Comment Re:I'm SHOCKED that a California Judge (Score 1) 523
Saying a link is the same as actually offering you the copyrighted data means that almost *every* sight is liable for copyright infringement. Because *everything* on the internet links to *everything* eventually.
Good point, except nobody is saying that a mere link to copyrighted data makes one contributorily or vicariously liable. Sure, it's one of the elements here, but it's not the entire cause of action. Read the judge's order I posted above. She explains the elements of both contributory and vicarious liability.This judge chose to interpret the law in the harshest way forward and/or no opposing lawyers and technical experts explained to him the implications of his ruling. This ruling will be overturned when it is used against a well funded defendent.

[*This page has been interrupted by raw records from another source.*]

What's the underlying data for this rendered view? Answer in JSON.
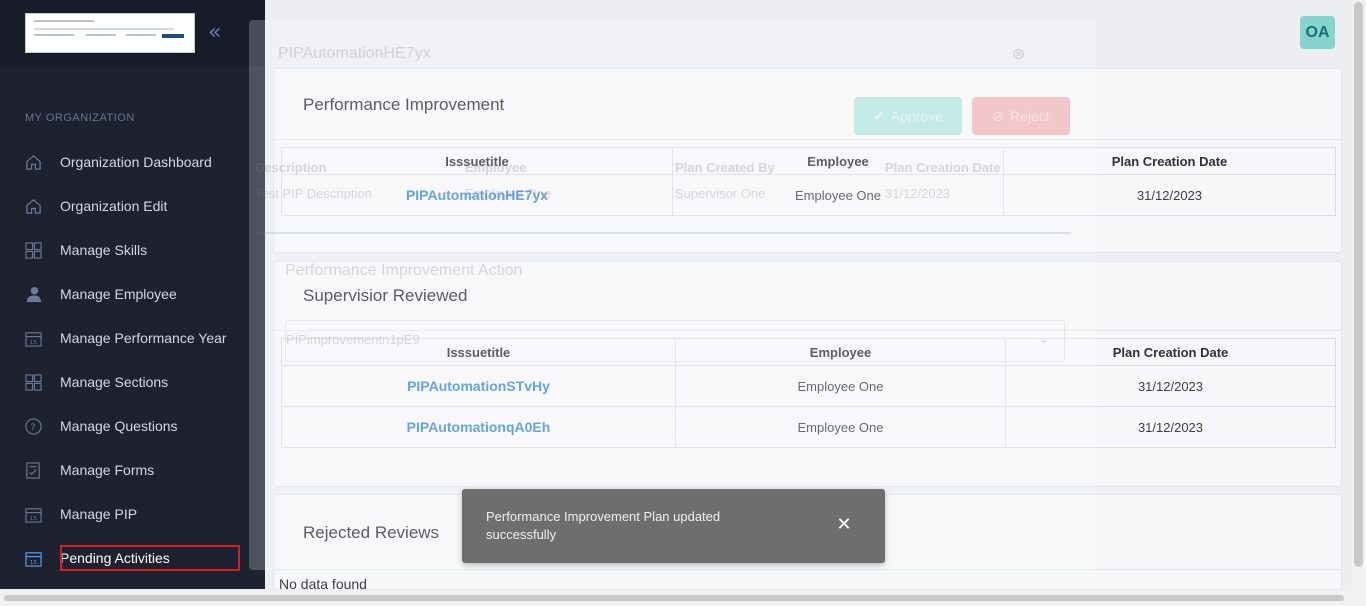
{
  "sidebar": {
    "section_title": "MY ORGANIZATION",
    "collapse_glyph": "«",
    "items": [
      {
        "label": "Organization Dashboard",
        "icon": "home-icon"
      },
      {
        "label": "Organization Edit",
        "icon": "home-icon"
      },
      {
        "label": "Manage Skills",
        "icon": "grid-icon"
      },
      {
        "label": "Manage Employee",
        "icon": "user-icon"
      },
      {
        "label": "Manage Performance Year",
        "icon": "calendar-icon"
      },
      {
        "label": "Manage Sections",
        "icon": "grid-icon"
      },
      {
        "label": "Manage Questions",
        "icon": "question-icon"
      },
      {
        "label": "Manage Forms",
        "icon": "form-icon"
      },
      {
        "label": "Manage PIP",
        "icon": "calendar-icon"
      },
      {
        "label": "Pending Activities",
        "icon": "calendar-icon",
        "active": true
      }
    ]
  },
  "header": {
    "avatar_initials": "OA"
  },
  "background_modal": {
    "title": "PIPAutomationHE7yx",
    "approve_label": "Approve",
    "reject_label": "Reject",
    "columns": [
      "Description",
      "Employee",
      "Plan Created By",
      "Plan Creation Date"
    ],
    "row": [
      "Test PIP Description",
      "Employee One",
      "Supervisor One",
      "31/12/2023"
    ],
    "action_title": "Performance Improvement Action",
    "action_select": "PIPimprovementn1pE9"
  },
  "performance_improvement": {
    "title": "Performance Improvement",
    "columns": [
      "Isssuetitle",
      "Employee",
      "Plan Creation Date"
    ],
    "rows": [
      {
        "title": "PIPAutomationHE7yx",
        "employee": "Employee One",
        "date": "31/12/2023"
      }
    ]
  },
  "supervisor_reviewed": {
    "title": "Supervisior Reviewed",
    "columns": [
      "Isssuetitle",
      "Employee",
      "Plan Creation Date"
    ],
    "rows": [
      {
        "title": "PIPAutomationSTvHy",
        "employee": "Employee One",
        "date": "31/12/2023"
      },
      {
        "title": "PIPAutomationqA0Eh",
        "employee": "Employee One",
        "date": "31/12/2023"
      }
    ]
  },
  "rejected_reviews": {
    "title": "Rejected Reviews",
    "empty_text": "No data found"
  },
  "toast": {
    "message": "Performance Improvement Plan updated successfully",
    "close_glyph": "✕"
  },
  "colors": {
    "sidebar_bg": "#1e2130",
    "link": "#3c8ad6",
    "avatar_bg": "#87d3cd",
    "highlight": "#d61f1f",
    "toast_bg": "#6e6e6e"
  }
}
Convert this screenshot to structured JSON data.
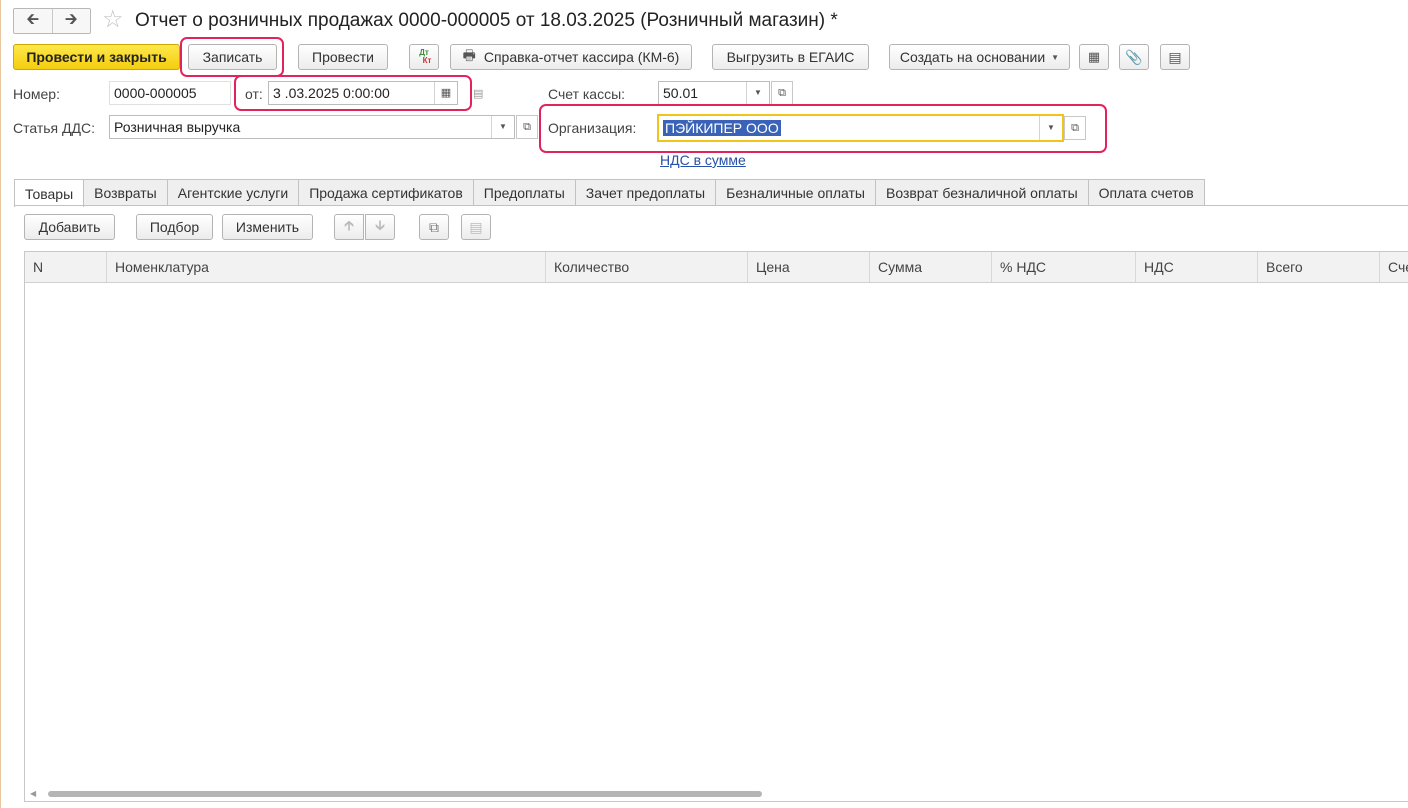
{
  "title": "Отчет о розничных продажах 0000-000005 от 18.03.2025 (Розничный магазин) *",
  "toolbar": {
    "post_close": "Провести и закрыть",
    "save": "Записать",
    "post": "Провести",
    "dtkt_top": "Дт",
    "dtkt_bottom": "Кт",
    "cashier_report": "Справка-отчет кассира (КМ-6)",
    "egais": "Выгрузить в ЕГАИС",
    "create_based": "Создать на основании"
  },
  "form": {
    "number_label": "Номер:",
    "number_value": "0000-000005",
    "date_label": "от:",
    "date_value": "3 .03.2025  0:00:00",
    "cash_account_label": "Счет кассы:",
    "cash_account_value": "50.01",
    "dds_label": "Статья ДДС:",
    "dds_value": "Розничная выручка",
    "org_label": "Организация:",
    "org_value": "ПЭЙКИПЕР ООО",
    "vat_link": "НДС в сумме"
  },
  "tabs": [
    "Товары",
    "Возвраты",
    "Агентские услуги",
    "Продажа сертификатов",
    "Предоплаты",
    "Зачет предоплаты",
    "Безналичные оплаты",
    "Возврат безналичной оплаты",
    "Оплата счетов"
  ],
  "table_toolbar": {
    "add": "Добавить",
    "pick": "Подбор",
    "edit": "Изменить"
  },
  "columns": [
    "N",
    "Номенклатура",
    "Количество",
    "Цена",
    "Сумма",
    "% НДС",
    "НДС",
    "Всего",
    "Сче"
  ],
  "colors": {
    "primary_button": "#f4cd0e",
    "highlight": "#e0245e",
    "focus_border": "#f0c419",
    "selection": "#3a63b8",
    "link": "#2750a8"
  }
}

If the Supreme Court re-decided Grokster, you may be right. Notice, however, that this case relies on precedent set in a case where Yahoo! was a defendant. If Yahoo! isn't the ultimate deep pocket with money to fight lawsuits, who is?Since the judge is in california and I believe takes california interests to heart and was almost certainly hand-picked by the RIAA lawyers as a "friendly" judge based on past rulings I do not agree with your naive image of him as some impartial jurist enforcing the law without prejudice.
This was an action by the MPAA, not the RIAA. And the judge certainly wasn't picked by the plaintiffs. When one files a case in federal court, a judge is assigned to the case from a pool of judges that sit on the district court. Also, the judge is a woman, not a man, and you have pointed to no prior rulings in which the judge has provided favorable decisions on this issue or to this plaintiff in particular. Your accusations are absolutely baseless and uninformed.
You're letting your frustrations with the outcome of this case cloud the true reason it was decided the way it was: it's what Congress intended.